The Rover Review

Australian mystery thriller with all the grit in the outback and a little more.

The RoverDavid Michôd ups the ante and hauls in a big one in this Aussie thriller set in the desolate outback ten year after the collapse. The collapse? The comedians in the audience will point out that the outback ten years after the collapse looks about the same as it did ten years before the collapse, whenever that was. But that is not the point. The point is that things are bad there. They are so bad that gasoline costs $10 a gallon and people eat dogs. They are so bad that people drive beat up old cars that no one in the present time would touch. They are so bad, yes, believe it, they are so bad that shopkeepers will only accept US dollars.

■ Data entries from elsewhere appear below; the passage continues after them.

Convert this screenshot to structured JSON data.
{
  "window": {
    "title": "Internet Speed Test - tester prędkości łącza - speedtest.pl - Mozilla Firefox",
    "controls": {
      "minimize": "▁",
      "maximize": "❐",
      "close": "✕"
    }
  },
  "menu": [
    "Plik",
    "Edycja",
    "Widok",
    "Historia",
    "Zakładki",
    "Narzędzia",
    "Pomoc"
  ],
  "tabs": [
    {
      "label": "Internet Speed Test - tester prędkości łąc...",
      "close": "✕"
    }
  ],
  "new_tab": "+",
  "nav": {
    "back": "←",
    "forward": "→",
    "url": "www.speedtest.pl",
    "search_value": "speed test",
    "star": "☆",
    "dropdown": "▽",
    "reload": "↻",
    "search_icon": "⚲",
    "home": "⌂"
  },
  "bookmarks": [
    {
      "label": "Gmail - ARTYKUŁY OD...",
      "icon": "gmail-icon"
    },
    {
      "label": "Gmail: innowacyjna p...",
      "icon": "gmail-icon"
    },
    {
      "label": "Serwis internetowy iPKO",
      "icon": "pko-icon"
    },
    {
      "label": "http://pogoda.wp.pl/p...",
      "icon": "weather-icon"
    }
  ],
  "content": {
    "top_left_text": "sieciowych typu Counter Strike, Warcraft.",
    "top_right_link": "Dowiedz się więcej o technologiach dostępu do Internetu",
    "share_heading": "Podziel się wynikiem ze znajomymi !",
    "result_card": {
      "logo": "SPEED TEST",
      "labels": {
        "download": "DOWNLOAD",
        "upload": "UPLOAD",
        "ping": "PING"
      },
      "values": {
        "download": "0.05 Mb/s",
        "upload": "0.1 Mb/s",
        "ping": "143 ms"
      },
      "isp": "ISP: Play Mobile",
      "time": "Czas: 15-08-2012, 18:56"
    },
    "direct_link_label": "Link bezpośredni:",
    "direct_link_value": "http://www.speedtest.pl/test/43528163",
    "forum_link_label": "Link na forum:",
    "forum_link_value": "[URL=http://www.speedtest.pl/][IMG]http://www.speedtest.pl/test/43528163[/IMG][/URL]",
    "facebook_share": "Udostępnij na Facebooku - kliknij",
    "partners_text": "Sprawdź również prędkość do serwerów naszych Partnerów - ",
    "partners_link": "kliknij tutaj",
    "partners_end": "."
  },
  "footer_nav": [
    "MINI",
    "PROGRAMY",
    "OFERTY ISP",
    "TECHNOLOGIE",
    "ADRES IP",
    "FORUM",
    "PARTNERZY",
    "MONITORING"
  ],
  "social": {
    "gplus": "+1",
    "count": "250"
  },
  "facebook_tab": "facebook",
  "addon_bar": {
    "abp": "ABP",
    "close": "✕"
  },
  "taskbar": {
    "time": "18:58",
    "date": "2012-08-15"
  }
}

You better believe David Michôd and his co-writer Joel Edgerton know bad. Michod wrote the current king of the Australian crime-thriller genre, “Animal Kingdom,” all by himself. The film featured Guy Pearce and Joel Edgerton in similar roles, although Pierce was a law enforcement office in that film. Of course, in the dystopian future, law enforcement has no meaning whatsoever and the cops and the killers meld into a single, heartless monster capable of doing anything it takes to survive.

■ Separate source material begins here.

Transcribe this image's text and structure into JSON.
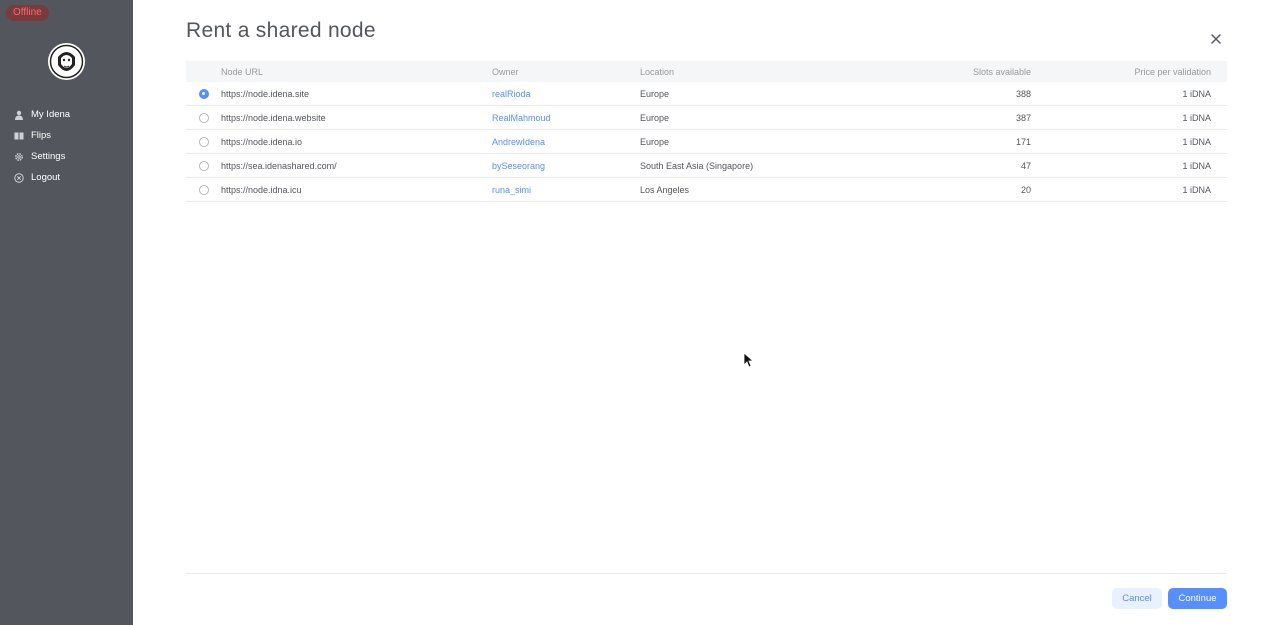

Guy Pierce also starred in the legendary down under Western “The Proposition” as Charlie Burns, black-mailed into tracking down and killing his older brother in a no-man’s land of the outback that not even wild men would enter. The dystopian future of “Rover” is much the same as that hideous hiding place. In fact, one of the most fascinating parts of this brooding story is that it could just as well been set in the current time. Everything in the screenplay could have been placed in the present day. Granted, it would not have reflected well on Australia, and perhaps that’s why the dystopian trope was thrown in. Another option would have been to set the story in Texas, in the USA, in a world where they only accept Australian dollars. But, that might have resulted in violence. Texas might have seceded from the union and declared war.

To its credit, the tone of the film comes very close to matching “No Country for Old Men,” word for word, long take for long take, senseless death for senseless death and desolate wasted desert blood bath for desolate blood bath. Michod and Edgerton certainly have the gory close range gunshot effects down. Rated “R” for language and bloody violence, it is hard to imagine a more realistic series of flesh splattering, blood soaked sequences. Unlike the more spectacular martial arts gangster flicks, where a thousand shots are fired for every one that hits anything, when these guys shoot, they hit, up close and personal. Of course, with gas at $10 a gallon, one can only imagine how much bullets cost.

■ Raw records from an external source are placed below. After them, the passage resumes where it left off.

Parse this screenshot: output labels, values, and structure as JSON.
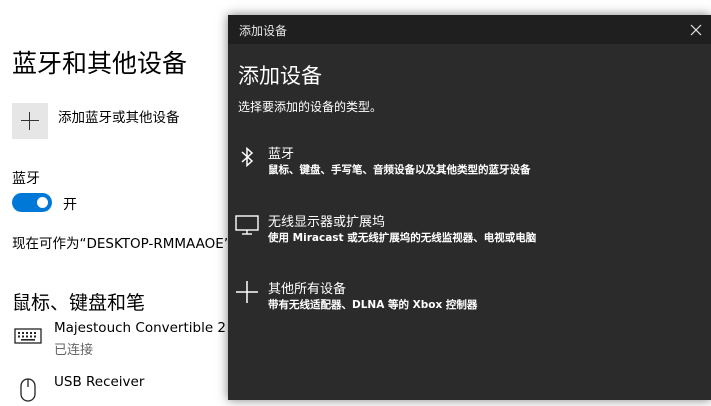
{
  "settings": {
    "title": "蓝牙和其他设备",
    "add_device_label": "添加蓝牙或其他设备",
    "bluetooth_heading": "蓝牙",
    "toggle_state": "开",
    "discoverable_text": "现在可作为“DESKTOP-RMMAAOE”被",
    "section_heading": "鼠标、键盘和笔",
    "devices": [
      {
        "name": "Majestouch Convertible 2",
        "status": "已连接",
        "icon": "keyboard-icon"
      },
      {
        "name": "USB Receiver",
        "status": "",
        "icon": "mouse-icon"
      }
    ]
  },
  "dialog": {
    "titlebar": "添加设备",
    "heading": "添加设备",
    "subtitle": "选择要添加的设备的类型。",
    "options": [
      {
        "title": "蓝牙",
        "description": "鼠标、键盘、手写笔、音频设备以及其他类型的蓝牙设备",
        "icon": "bluetooth-icon"
      },
      {
        "title": "无线显示器或扩展坞",
        "description": "使用 Miracast 或无线扩展坞的无线监视器、电视或电脑",
        "icon": "monitor-icon"
      },
      {
        "title": "其他所有设备",
        "description": "带有无线适配器、DLNA 等的 Xbox 控制器",
        "icon": "plus-icon"
      }
    ]
  },
  "colors": {
    "accent": "#0078d7",
    "dialog_bg": "#2b2b2b",
    "titlebar_bg": "#1f1f1f"
  }
}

The other lurking specter is the ghost of the Clint Eastwood spaghetti western. The lead character, Eric (Guy Pearce) is a man of few words. He has lost his soul in the trauma of previous sins and this road trip is his last chance at even the smallest measure of redemption. He is damned and he knows it. Having come that far, there is nothing left to lose and not even the heart and mind of the fragile Rey (Robert Pattinson) will stop his rampage.

If Guy Pierce is as good as ever, it is the startling performance by Pattinson that nearly steals the show. Having a track record consisting mostly of profitable but lethally teen-age “Twilight Saga” credits, Pattinson had to buck a huge gravitational pull towards the trivial to fill the shoes of the mentally disabled and weak-kneed, but remarkably adaptable and inwardly tough, armed criminal Rey. Although Eric uses Rey to track down the criminals on the run who stole his car, by the end of the film it is not entirely clear who is using whom. All we know for sure is there are good guys and there are bad guys and bad guys are going to pay.

Well, the good guys are going to pay, too, because this is a film noir and nobody comes out completely unscathed, except for those who are spiritually dead to begin with.

The cinematography by emerging lenser Natasha Braier follows past templates closely and, presumably, was heavily guided by the director. The film features a lot of long, slow takes that threaten to get too slow in the beginning of the film but pick up pace nicely in the last half. There is not a single car chase, a single knock-down drag-out fight and hardly a single gun-fight. The harsh backdrop of the barren desert broken up by only the occasional short train, the shack with failing clapboard blowing in the wind, the deserted carnival containers and the road that never ends tell the story.

This is no-man’s land and yet men are forced to live here. When Eric demands that the old woman tell him where the men went with his car, she replies they came in one way and went out the other, as all cars do. As it turns out, men come in and go out in much the same way. Nothing changes in the desert and nothing changes in the outside world, either. Nobody comes to get murderers who will probably only bribe their way out of justice. Still, there is a point, if only the high plains drifter knows what it is.